Interim Government : The 3-Year Plan

By bringing the three years’ interim plan, the government has saved Nepal from going to a plan holiday

July 14, 2013, 5:45 p.m. Published in Magazine Issue: Vol: 07 No. -3 July 12- 2013 (Ashad 28, 2070)

After two long days of meeting among experts, the National Development Council (NDC), the highest policy-level body in the country, has endorsed the much-awaited approach paper prepared for the development plan for the next three years, incorporating the inputs from different stakeholders.

Since the political change of 2006, this is the third 3-year interim plan passed by the NDC. Unlike previous two governments, the interim government led by Khil Raj Regmi took a great risk by presenting the development document.

Secretary at the National Planning Commission Yubaraj Bhushal took the initiative to prepare the document and newly appointed vice chairman of National Planning Commission Dr. Rabindra Kumar Shakya backed the efforts.

After the promulgation of the interim plan, Nepal has avoided a major gap in development process. Had there been a gap in the plan, Nepal would have to go through a long process of development instability, witnessing major problems in areas like foreign aid mobilization and launching development projects.

Prepared by the National Planning Commission (NPC), the approach paper for the 13th development plan, among others, envisages pushing Nepal to the status of developing county from the existing Least Developed Country (LDC) by 2022-- achieving an annual growth of six percent.

"This government's job is just to hold the free and fair elections. Its mandate does not include passing the three years’ interim plan," said a former vice chairman of National Planning Commission. "It should have been better to leave the country on a plan holiday."

However, experts say Nepal has to attain at least 7 percent annual growth to achieve the target.
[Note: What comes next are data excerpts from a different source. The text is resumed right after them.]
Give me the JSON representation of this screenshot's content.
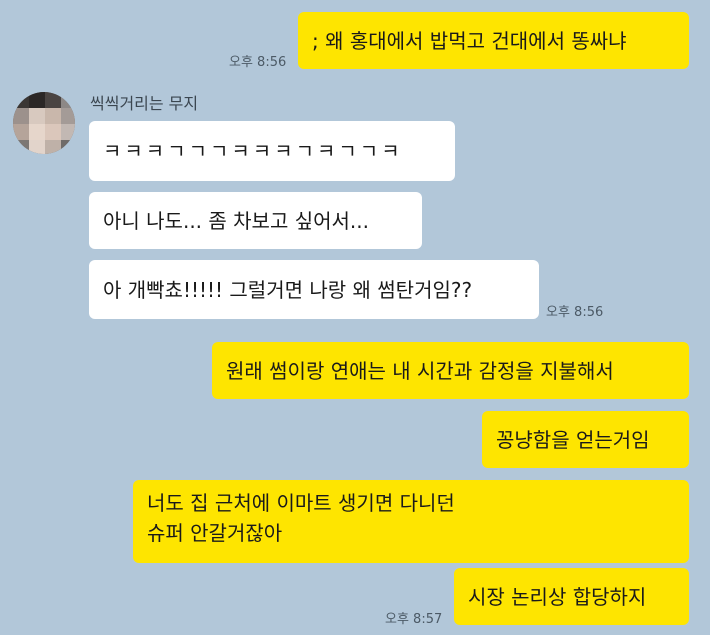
{
  "chat": {
    "sender_name": "씩씩거리는 무지",
    "messages": [
      {
        "from": "me",
        "text": "; 왜 홍대에서 밥먹고 건대에서 똥싸냐",
        "time": "오후 8:56"
      },
      {
        "from": "them",
        "text": "ㅋㅋㅋㄱㄱㄱㅋㅋㅋㄱㅋㄱㄱㅋ"
      },
      {
        "from": "them",
        "text": "아니 나도... 좀 차보고 싶어서..."
      },
      {
        "from": "them",
        "text": "아 개빡쵸!!!!! 그럴거면 나랑 왜 썸탄거임??",
        "time": "오후 8:56"
      },
      {
        "from": "me",
        "text": "원래 썸이랑 연애는 내 시간과 감정을 지불해서"
      },
      {
        "from": "me",
        "text": "꽁냥함을 얻는거임"
      },
      {
        "from": "me",
        "text": "너도 집 근처에 이마트 생기면 다니던 슈퍼 안갈거잖아"
      },
      {
        "from": "me",
        "text": "시장 논리상 합당하지",
        "time": "오후 8:57"
      }
    ]
  },
  "colors": {
    "background": "#b2c7d9",
    "my_bubble": "#fee500",
    "their_bubble": "#ffffff"
  }
}
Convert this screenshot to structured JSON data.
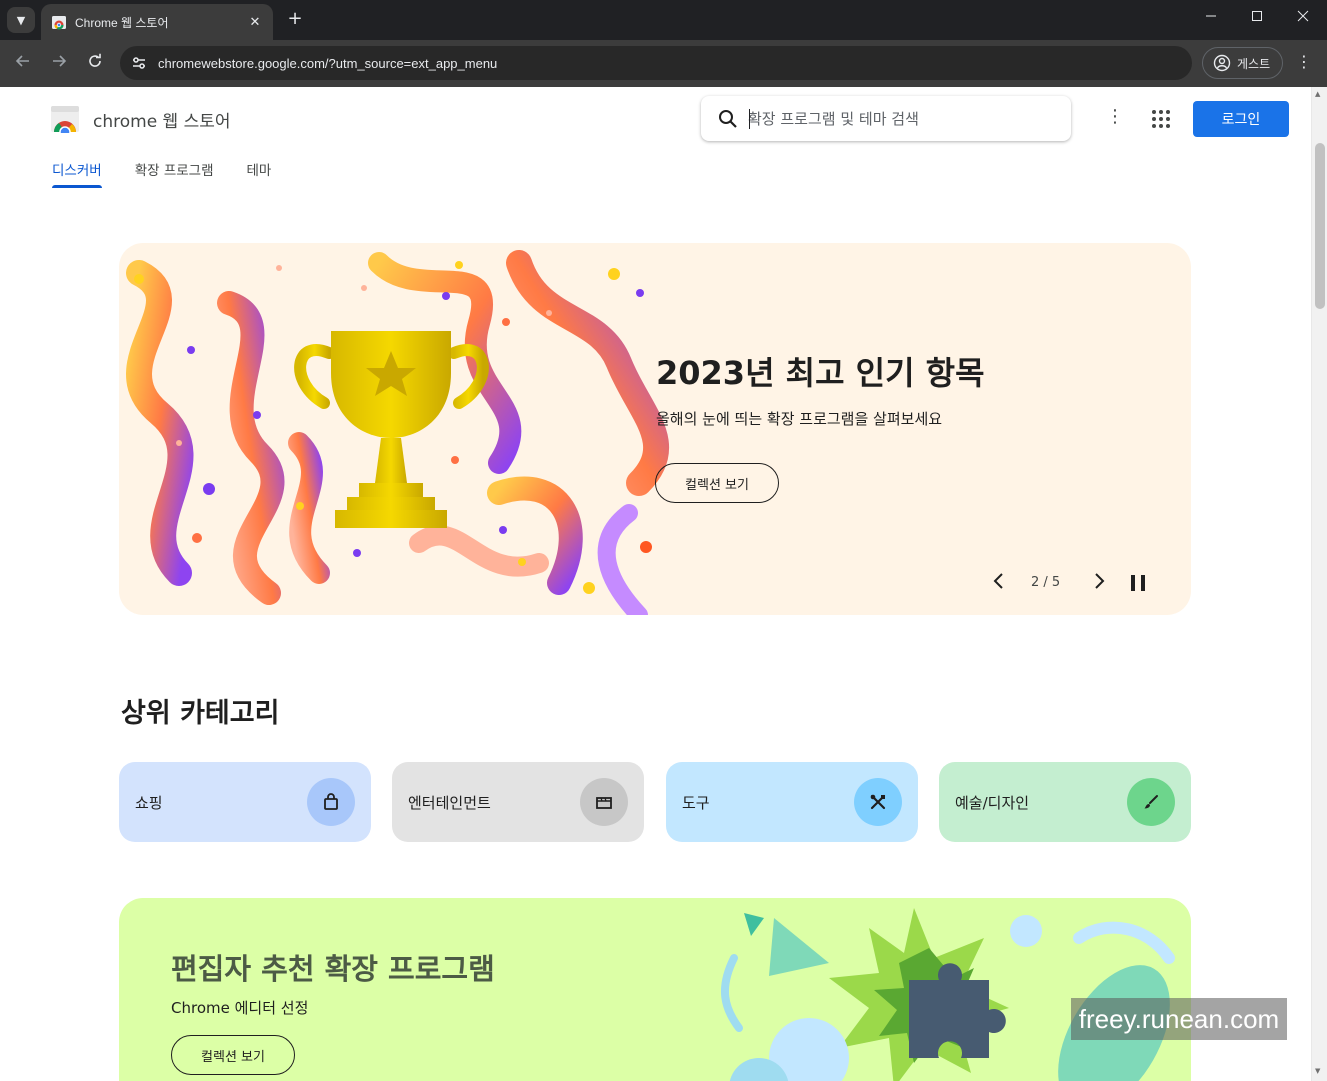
{
  "browser": {
    "tab_title": "Chrome 웹 스토어",
    "close_glyph": "✕",
    "new_tab_glyph": "+",
    "url": "chromewebstore.google.com/?utm_source=ext_app_menu",
    "profile_label": "게스트",
    "icons": [
      "tab-search-icon",
      "back-icon",
      "forward-icon",
      "reload-icon",
      "site-info-icon",
      "profile-icon",
      "menu-icon",
      "minimize-icon",
      "maximize-icon",
      "close-icon"
    ]
  },
  "header": {
    "brand": "chrome 웹 스토어",
    "search_placeholder": "확장 프로그램 및 테마 검색",
    "login_label": "로그인",
    "login_color": "#1a73e8"
  },
  "nav": {
    "tabs": [
      {
        "label": "디스커버",
        "active": true
      },
      {
        "label": "확장 프로그램",
        "active": false
      },
      {
        "label": "테마",
        "active": false
      }
    ],
    "active_color": "#0b57d0"
  },
  "hero": {
    "title": "2023년 최고 인기 항목",
    "subtitle": "올해의 눈에 띄는 확장 프로그램을 살펴보세요",
    "button_label": "컬렉션 보기",
    "counter": "2 / 5",
    "background": "#fff4e6"
  },
  "categories": {
    "title": "상위 카테고리",
    "items": [
      {
        "label": "쇼핑",
        "bg": "#d3e3fd",
        "icon_bg": "#a8c7fa",
        "icon": "shopping-bag-icon"
      },
      {
        "label": "엔터테인먼트",
        "bg": "#e3e3e3",
        "icon_bg": "#c7c7c7",
        "icon": "clapperboard-icon"
      },
      {
        "label": "도구",
        "bg": "#c2e7ff",
        "icon_bg": "#7fcfff",
        "icon": "tools-icon"
      },
      {
        "label": "예술/디자인",
        "bg": "#c4eed0",
        "icon_bg": "#6dd58c",
        "icon": "brush-icon"
      }
    ]
  },
  "editor": {
    "title": "편집자 추천 확장 프로그램",
    "subtitle": "Chrome 에디터 선정",
    "button_label": "컬렉션 보기",
    "background": "#dcffa6"
  },
  "watermark": "freey.runean.com"
}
This year, the government expects only 3.6 percent growth owing to low capital spending and the poor performance of agriculture sector. To attain a six percent growth rate, the plan has focused on agricultural growth rate of 4.5 percent per annum till 2015/16. It has also set a target of attaining 6.7 percent growth rate per annum in non-agricultural sector till 2015/16.

These growth rates are expected to trigger employment growth rate of 3.2 percent per annum till 2015/16, while reducing population living below the poverty line to 18 percent.  Effective mobilization of public sector, private sector and cooperatives are the major strategies to achieve the set targets. Development of physical infrastructure, expansion of social services, enhancement of good governance in public and other sectors, inclusive and sustainable development are the other priorities.

Similarly, development of hydropower and energy sectors, commercialization and diversification of agricultural sector, enhancement of farm productivity and increased access to basic education and health services, drinking water and sanitation, are also among the programs incorporated the approach paper.  Plans to spend a total Rs 1.62 trillion till 2015/16 are formulated in the paper. Of this, Rs 960.69 billion rupees will be spent to cover recurrent expenses, while Rs 277.94 billion will be allocated for capital spending.

The expenses, according to the plan, would be met through estimated revenue collection of Rs 1.13 trillion in the three-year period, while the rest would be raised through domestic debt, and grants and loans from development partners.